It’s been really warm here in Las Cruces…
Gee, don’t worry it’s not THAT hot – remember it’s a DRY HEAT! :devil:
Where is Winkton you ask? How should I know? My late mother never developed an affinity for cursing and liked to use the phrase: “Like a bat out of Winkton.” I “think” Winkton might be synonymous for “H – E – double cross-sticks,’ but I can’t be completely sure. While we’re on the subject of cursing my mother developed a seemingly secret language for words that were questionably proper in the Cox household.
My mother had seven kids (yep, I’m one of ‘em) and liked to take advantage of shortcuts to make her life easier. So, instead of constantly nagging my brothers to wash when they were in the bathtub, she just threw in some Mr. Bubble.
I guess it was kind of like a human washing machine. My lovely brothers would play and splash in the tub and get clean at the same time.
The Cox kids all LOVED Mr. Bubble. Yeah, Mom – I’m ready to take a bath! Where’s the Mr. Bubble? :laugh:
There was one small problem…
After three of my brothers enjoyed their sudsy spa with happy Mr. Bubble a few times they developed a, uh, prickly problem with their private parts. :eek:
In my mother’s words to kindly old Dr. Worley (who apparently was present at all of the Cox births) – “Three of my boys have some redness and swelling on and around their Englebert Humperdink’s!”
To make a long story shorter, Dr. Worley advised my mother to stop buying Mr. Bubble and to my knowledge none of the brothers affected suffered any long-term emotional or physical scarring – at least not due to happy Mr. Bubble…
Out of earshot of my mother all of the “non-affected” siblings teased the “affected” ones by saying they had “puffy p*t*rs.” Uh, oh – wait a minute I’m not allowed to use the word p*t*r.
However, I digress…
I initially meant you invite you over for breakfast in my new “heated” outdoor kitchen. Lately, I’ve been able to utilize cooking temperatures of 105 degrees here in Las Cruces, New Mexico!

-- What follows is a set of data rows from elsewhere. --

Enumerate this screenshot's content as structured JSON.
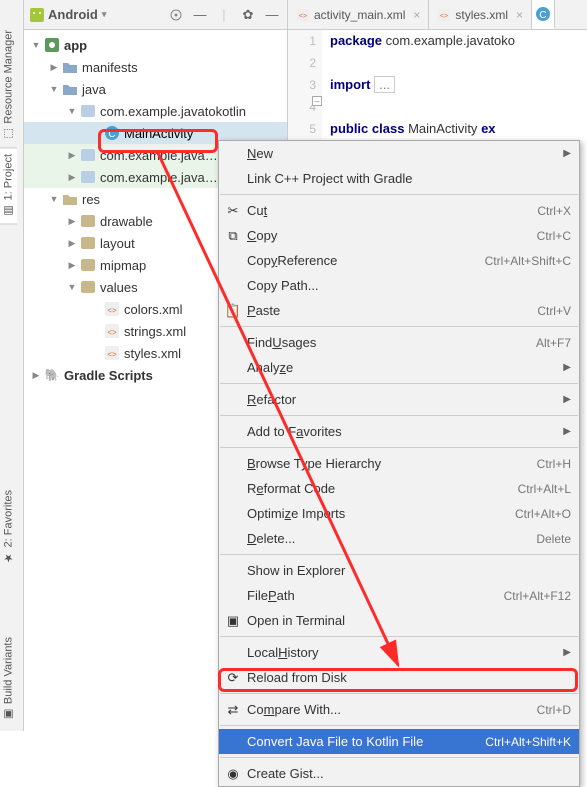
{
  "sidebarTabs": {
    "resource": "Resource Manager",
    "project": "1: Project",
    "favorites": "2: Favorites",
    "build": "Build Variants"
  },
  "treeToolbar": {
    "label": "Android"
  },
  "tree": {
    "app": "app",
    "manifests": "manifests",
    "java": "java",
    "pkg1": "com.example.javatokotlin",
    "mainActivity": "MainActivity",
    "pkg2": "com.example.java…",
    "pkg3": "com.example.java…",
    "res": "res",
    "drawable": "drawable",
    "layout": "layout",
    "mipmap": "mipmap",
    "values": "values",
    "colors": "colors.xml",
    "strings": "strings.xml",
    "styles": "styles.xml",
    "gradle": "Gradle Scripts"
  },
  "editorTabs": {
    "activity": "activity_main.xml",
    "styles": "styles.xml"
  },
  "gutter": [
    "1",
    "2",
    "3",
    "4",
    "5"
  ],
  "code": {
    "package": "package",
    "pkgName": "com.example.javatoko",
    "import": "import",
    "dots": "...",
    "public": "public",
    "class": "class",
    "mainClass": "MainActivity",
    "ex": "ex"
  },
  "menu": {
    "new": "New",
    "linkCpp": "Link C++ Project with Gradle",
    "cut": "Cut",
    "copy": "Copy",
    "copyRef": "Copy Reference",
    "copyPath": "Copy Path...",
    "paste": "Paste",
    "findUsages": "Find Usages",
    "analyze": "Analyze",
    "refactor": "Refactor",
    "addFav": "Add to Favorites",
    "browseHier": "Browse Type Hierarchy",
    "reformat": "Reformat Code",
    "optimize": "Optimize Imports",
    "delete": "Delete...",
    "showExplorer": "Show in Explorer",
    "filePath": "File Path",
    "openTerminal": "Open in Terminal",
    "localHist": "Local History",
    "reload": "Reload from Disk",
    "compare": "Compare With...",
    "convert": "Convert Java File to Kotlin File",
    "createGist": "Create Gist...",
    "sc": {
      "cut": "Ctrl+X",
      "copy": "Ctrl+C",
      "copyRef": "Ctrl+Alt+Shift+C",
      "paste": "Ctrl+V",
      "findUsages": "Alt+F7",
      "browseHier": "Ctrl+H",
      "reformat": "Ctrl+Alt+L",
      "optimize": "Ctrl+Alt+O",
      "delete": "Delete",
      "filePath": "Ctrl+Alt+F12",
      "compare": "Ctrl+D",
      "convert": "Ctrl+Alt+Shift+K"
    }
  }
}
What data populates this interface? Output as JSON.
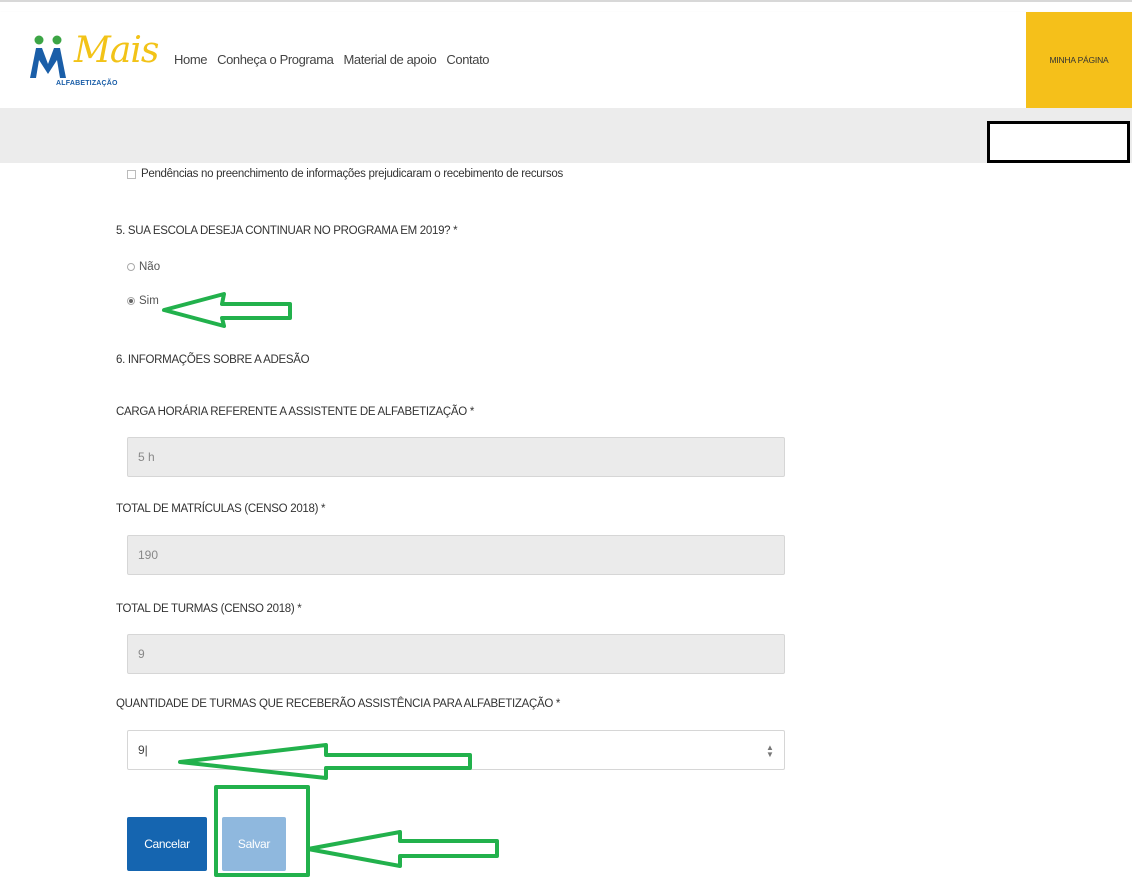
{
  "header": {
    "logo_brand": "Mais",
    "logo_sub": "ALFABETIZAÇÃO",
    "nav": [
      "Home",
      "Conheça o Programa",
      "Material de apoio",
      "Contato"
    ],
    "minha_pagina": "MINHA PÁGINA",
    "brand_color": "#f5c01a"
  },
  "form": {
    "checkbox_label": "Pendências no preenchimento de informações prejudicaram o recebimento de recursos",
    "q5_title": "5. SUA ESCOLA DESEJA CONTINUAR NO PROGRAMA EM 2019? *",
    "q5_options": [
      {
        "label": "Não",
        "checked": false
      },
      {
        "label": "Sim",
        "checked": true
      }
    ],
    "q6_title": "6. INFORMAÇÕES SOBRE A ADESÃO",
    "fields": [
      {
        "label": "CARGA HORÁRIA REFERENTE A ASSISTENTE DE ALFABETIZAÇÃO *",
        "value": "5 h"
      },
      {
        "label": "TOTAL DE MATRÍCULAS (CENSO 2018) *",
        "value": "190"
      },
      {
        "label": "TOTAL DE TURMAS (CENSO 2018) *",
        "value": "9"
      },
      {
        "label": "QUANTIDADE DE TURMAS QUE RECEBERÃO ASSISTÊNCIA PARA ALFABETIZAÇÃO *",
        "value": "9|"
      }
    ],
    "cancel_label": "Cancelar",
    "save_label": "Salvar"
  },
  "colors": {
    "cancel_bg": "#1565b0",
    "save_bg": "#8fb8de",
    "annotation_green": "#22b14c"
  }
}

You “do” like eggs don’t you?
Please forgive me for not asking you how you like your eggs, since I’m new at this outdoor grill thingy and can only do “sunny-side up.”
Uh, don’t worry about any little bits of bugs, dog excrement, dust, plants, etc… It’s all ORGANIC! :-) I can only do eggs at the moment, but may in time graduate to include bacon! :pig:
On second thought maybe we could nail this roadrunner and cook him up with the eggs. He probably tastes just like chicken. He was waiting on a pigeon dinner in my neighbor’s backyard…
Nah, it’s probably illegal seeing that the roadrunner is the New Mexico State Bird.
I’ve got gas!
No silly, not from all the talk of the delicious food – I mean GAS for my car. I live just around the corner from Sam’s Club and couldn’t believe it when the price was posted for $2.99/gallon.